The Florida Aquarium Wild Dolphin Cruise, Tampa

Downtown Tampa may seem like an unlikely place to start a wild dolphin tour, but that's where you'll board the Bay Spirit II, the 72-foot catamaran owned and operated for the Florida Aquarium's Wild Dolphin Cruise. From the downtown aquarium, the double-decker boat travels through one of the main shipping channels into Tampa Bay, which boasts a healthy population of dolphins, as well as manatees, sea turtles, and sharks. "Tampa Bay is fairly shallow, with an average depth of just 12 feet, which supports sea grass beds and makes dolphin viewing a bit easier than in deeper habitats," says Lauren DeLuca, a captain of the Bay Spirit II. "The catamaran is the perfect viewing platform to experience the amazing behaviors of our wild dolphin population in their natural habitat."

Marine Discovery Center, New Smyrna Beach

Mosquito Lagoon Aquatic Preserve, located on the northern end of the Indian River Lagoon system, is home to a permanent pod of about 400 Atlantic bottlenose dolphins that don't mix with ocean dolphins. The Mosquito dolphins have smaller bodies and longer flippers than their ocean counterparts, as well as a distinctive way of hunting fish. To observe the wild pod in action, take a two-hour Marine Discovery Center pontoon boat tour deep into the lagoon. In addition to seeing the dolphins feeding, mating, and playing, you may get to experience their round-up—a cowboy-like maneuver involving herding fish onto a sandbar and pouncing on them.

TRAVEL TIPS

Practical Tip: Fury Water Adventures and the Florida Aquarium are certified Dolphin SMART tour operators. The national Dolphin SMART program promotes responsible stewardship of wild dolphins in coastal waterways. See the program's website for more information.

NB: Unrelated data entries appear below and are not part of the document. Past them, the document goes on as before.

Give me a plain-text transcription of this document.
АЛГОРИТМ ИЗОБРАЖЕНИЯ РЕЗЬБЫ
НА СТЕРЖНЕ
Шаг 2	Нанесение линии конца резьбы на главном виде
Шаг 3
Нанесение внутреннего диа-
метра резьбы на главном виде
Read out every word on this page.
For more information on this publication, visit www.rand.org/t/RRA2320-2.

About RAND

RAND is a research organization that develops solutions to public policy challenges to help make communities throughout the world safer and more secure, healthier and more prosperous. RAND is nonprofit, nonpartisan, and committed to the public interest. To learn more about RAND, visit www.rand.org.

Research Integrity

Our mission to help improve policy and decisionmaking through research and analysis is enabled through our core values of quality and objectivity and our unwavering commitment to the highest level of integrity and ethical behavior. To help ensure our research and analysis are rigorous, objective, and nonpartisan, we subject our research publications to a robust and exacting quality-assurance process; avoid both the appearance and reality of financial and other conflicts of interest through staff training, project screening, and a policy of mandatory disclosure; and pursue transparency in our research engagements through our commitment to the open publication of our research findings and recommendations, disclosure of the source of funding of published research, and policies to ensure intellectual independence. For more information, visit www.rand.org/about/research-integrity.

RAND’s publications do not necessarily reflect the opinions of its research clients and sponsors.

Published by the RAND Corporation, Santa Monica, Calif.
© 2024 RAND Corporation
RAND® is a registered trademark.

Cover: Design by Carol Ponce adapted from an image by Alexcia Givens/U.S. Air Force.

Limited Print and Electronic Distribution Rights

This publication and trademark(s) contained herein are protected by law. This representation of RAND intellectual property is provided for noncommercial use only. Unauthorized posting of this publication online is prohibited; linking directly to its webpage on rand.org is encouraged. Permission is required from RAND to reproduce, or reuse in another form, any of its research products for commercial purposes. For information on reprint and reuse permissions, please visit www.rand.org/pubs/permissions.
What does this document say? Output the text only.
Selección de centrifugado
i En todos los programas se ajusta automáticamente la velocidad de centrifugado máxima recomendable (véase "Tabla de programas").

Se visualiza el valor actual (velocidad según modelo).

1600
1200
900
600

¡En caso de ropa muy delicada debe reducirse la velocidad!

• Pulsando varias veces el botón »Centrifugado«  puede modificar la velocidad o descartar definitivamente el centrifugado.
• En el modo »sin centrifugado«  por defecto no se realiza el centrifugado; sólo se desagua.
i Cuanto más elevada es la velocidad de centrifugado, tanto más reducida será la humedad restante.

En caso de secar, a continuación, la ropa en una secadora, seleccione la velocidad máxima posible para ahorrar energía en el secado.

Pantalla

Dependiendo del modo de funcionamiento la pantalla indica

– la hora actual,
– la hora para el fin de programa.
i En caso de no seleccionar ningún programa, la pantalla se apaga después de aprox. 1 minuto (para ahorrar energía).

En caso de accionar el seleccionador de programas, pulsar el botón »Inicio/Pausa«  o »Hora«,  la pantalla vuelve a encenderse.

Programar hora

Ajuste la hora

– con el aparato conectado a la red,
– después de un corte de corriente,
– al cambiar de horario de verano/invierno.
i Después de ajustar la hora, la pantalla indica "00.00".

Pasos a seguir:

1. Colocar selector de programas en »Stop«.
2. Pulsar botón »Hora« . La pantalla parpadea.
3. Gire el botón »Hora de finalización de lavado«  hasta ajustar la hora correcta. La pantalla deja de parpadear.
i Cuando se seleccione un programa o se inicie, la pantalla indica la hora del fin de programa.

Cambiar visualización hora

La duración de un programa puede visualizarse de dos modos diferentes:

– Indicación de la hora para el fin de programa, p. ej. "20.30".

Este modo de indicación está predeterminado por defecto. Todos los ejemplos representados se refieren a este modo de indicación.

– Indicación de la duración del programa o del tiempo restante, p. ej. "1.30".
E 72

Fun Fact: There's a fin chart aboard the Dolphin Cat identifying about 30 of the Key West dolphins that the captains and crew have named. Most of the named dolphins—including Split Fin, Chopper, Grandy, and Hang Nail—have unusual markings on their fins or are the offspring of a named dolphin. Grandy's son Eddie Munster doesn't have a telltale widow's peak, but he was born during Halloween week 2013.

By the Numbers: Bottlenose dolphins can reach swimming speeds of more than 18 miles an hour, can rise up to 16 feet out of the water, and can make up to a thousand clicking noises (to track prey) per second.